How about you quit your ignorant insults of a culture about which you clearly know nothing; and the rest of us won't insult your culture. Oh, that's right - no one else on the thread HAS stooped to such insults when they couldn't otherwise make a decent argument for their position - only you.
There has never been any real evidence of bribery - who are the 'they' you speak of? The whole AB team? As that's what it would take. There has however been evidence - plenty of it - that the AB team were ill, apparently from food poisoning; but there is no evidence as to whether that was deliberate or an unfortunate accident, so all the discussion around that point is purely speculative, and a waste of time as nothing could be proven at the time, never mind so many years later.
I watched the coverage at the time (live telecast - getting up at some ungodly hour in NZ to do so), and there WAS mention at the time of the ABs being ill (although I can't honestly remember who said it). The recorded versions that are still available to watch are obtained from different sources, depending which countries filmed the footage from which these versions were obtained (as there were a variety of different cameras, filming from all angles).

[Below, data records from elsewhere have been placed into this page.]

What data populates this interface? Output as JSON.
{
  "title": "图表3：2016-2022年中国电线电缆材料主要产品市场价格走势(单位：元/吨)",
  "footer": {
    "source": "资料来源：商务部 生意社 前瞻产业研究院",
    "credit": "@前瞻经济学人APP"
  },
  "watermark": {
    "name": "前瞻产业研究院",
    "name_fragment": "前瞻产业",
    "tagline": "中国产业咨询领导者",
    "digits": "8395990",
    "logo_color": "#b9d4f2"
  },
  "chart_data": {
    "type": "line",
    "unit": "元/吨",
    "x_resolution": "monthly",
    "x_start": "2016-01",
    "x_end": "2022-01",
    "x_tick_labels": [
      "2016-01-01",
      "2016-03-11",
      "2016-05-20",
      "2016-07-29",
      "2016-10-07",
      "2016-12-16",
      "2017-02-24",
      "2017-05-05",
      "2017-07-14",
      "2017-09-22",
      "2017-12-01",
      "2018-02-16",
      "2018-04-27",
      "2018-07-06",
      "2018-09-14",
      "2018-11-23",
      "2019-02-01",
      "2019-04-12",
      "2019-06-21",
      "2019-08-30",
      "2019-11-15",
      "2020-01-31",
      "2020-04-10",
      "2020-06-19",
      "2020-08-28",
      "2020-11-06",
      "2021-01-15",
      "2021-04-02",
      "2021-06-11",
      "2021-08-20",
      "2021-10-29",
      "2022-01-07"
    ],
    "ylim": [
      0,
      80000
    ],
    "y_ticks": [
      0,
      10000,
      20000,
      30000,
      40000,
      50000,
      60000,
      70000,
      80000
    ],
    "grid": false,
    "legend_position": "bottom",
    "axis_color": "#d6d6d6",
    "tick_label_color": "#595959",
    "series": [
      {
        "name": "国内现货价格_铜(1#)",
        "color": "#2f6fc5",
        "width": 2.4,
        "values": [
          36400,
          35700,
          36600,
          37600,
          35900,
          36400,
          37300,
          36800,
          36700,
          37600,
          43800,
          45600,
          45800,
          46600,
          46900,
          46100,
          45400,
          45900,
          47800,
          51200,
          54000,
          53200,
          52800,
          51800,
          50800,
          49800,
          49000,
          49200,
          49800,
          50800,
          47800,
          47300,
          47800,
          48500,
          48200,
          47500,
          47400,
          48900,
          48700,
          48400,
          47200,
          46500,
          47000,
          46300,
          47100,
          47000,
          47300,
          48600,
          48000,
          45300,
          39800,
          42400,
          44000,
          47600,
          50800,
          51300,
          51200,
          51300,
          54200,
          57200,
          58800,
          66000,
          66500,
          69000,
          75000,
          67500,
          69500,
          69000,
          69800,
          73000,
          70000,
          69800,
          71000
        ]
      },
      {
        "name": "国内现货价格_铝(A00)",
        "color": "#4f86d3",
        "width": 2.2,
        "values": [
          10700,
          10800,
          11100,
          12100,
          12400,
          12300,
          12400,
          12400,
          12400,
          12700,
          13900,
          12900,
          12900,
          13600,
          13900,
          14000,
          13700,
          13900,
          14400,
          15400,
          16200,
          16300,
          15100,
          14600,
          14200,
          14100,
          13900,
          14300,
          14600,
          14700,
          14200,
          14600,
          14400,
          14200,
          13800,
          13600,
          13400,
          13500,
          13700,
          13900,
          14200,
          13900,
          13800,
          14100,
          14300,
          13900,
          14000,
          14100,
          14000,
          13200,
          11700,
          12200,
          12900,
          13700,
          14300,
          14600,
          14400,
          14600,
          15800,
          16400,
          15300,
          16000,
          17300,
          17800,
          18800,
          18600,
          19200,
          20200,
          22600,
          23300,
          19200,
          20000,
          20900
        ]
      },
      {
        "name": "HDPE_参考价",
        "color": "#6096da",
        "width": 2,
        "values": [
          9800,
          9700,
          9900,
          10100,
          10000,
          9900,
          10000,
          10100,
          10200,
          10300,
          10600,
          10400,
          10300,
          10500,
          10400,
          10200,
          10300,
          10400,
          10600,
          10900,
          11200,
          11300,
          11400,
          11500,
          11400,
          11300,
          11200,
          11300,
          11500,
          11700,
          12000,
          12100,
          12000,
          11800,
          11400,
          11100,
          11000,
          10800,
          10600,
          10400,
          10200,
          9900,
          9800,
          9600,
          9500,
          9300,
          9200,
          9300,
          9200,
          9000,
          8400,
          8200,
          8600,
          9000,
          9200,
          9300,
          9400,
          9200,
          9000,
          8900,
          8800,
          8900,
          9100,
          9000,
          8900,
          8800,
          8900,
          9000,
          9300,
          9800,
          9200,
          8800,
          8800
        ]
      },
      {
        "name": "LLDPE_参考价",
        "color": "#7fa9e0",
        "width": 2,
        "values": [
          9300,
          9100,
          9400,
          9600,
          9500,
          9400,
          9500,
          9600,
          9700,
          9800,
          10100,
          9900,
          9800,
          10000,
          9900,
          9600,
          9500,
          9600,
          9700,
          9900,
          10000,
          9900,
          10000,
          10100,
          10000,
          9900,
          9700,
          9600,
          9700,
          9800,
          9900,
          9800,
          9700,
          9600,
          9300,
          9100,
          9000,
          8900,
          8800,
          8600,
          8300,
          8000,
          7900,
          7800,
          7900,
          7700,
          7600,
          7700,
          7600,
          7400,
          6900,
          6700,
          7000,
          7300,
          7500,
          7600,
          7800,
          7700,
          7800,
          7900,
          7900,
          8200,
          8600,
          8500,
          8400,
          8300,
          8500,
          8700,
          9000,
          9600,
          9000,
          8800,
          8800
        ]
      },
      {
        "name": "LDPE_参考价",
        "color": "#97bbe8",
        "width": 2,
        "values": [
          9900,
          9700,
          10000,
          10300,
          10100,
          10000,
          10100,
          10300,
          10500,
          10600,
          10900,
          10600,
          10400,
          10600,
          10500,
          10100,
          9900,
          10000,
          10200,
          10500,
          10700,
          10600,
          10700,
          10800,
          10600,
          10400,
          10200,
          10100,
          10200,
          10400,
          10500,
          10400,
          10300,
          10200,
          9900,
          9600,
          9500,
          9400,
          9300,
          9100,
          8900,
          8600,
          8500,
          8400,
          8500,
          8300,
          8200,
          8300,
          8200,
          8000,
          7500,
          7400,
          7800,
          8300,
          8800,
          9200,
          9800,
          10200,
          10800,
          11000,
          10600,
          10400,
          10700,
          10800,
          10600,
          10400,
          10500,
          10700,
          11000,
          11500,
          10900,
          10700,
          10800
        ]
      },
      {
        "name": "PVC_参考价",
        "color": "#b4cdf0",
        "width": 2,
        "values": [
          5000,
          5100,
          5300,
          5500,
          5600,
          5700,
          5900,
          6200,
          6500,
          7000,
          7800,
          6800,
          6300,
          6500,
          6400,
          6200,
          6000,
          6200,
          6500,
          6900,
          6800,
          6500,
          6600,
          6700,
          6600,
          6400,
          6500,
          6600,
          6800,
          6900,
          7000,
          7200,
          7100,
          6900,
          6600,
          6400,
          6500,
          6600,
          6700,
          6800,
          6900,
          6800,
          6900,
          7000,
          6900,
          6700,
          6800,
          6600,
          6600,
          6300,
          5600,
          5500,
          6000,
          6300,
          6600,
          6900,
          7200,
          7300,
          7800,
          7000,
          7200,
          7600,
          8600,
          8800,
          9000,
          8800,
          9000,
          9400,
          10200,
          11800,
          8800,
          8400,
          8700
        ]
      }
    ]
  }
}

They are also not necessarily the complete original footage broadcast (in whichever country), regardless of source - they are all edited to some degree or another. So to watch one and say there was no evidence of illness among the ABs based on just that is frankly naive.
There are comments here about only believing 'official' footage - anything released (such as on DVD etc) is even more likely to be edited, to make a good product, so is unreliable as your only source of 'evidence'. An editor is hardly likely to leave in footage of players vomiting on the sidelines, rather than footage of what was happening on the field at the time! And again - from what source do you consider the 'official' footage should come? It is clearly impossible to know exactly what happened based only on film publicly available 20 years after the event.
Maybe the ABs would have won if members of the team were not ill; maybe they wouldn't. As it is, the Springboks played well, and the victory had meaning for them beyond just a rugby game, so surely that's not a bad thing?
Get over yourself eamonn7, and do try and grow up a bit before you come back to play with the big kids!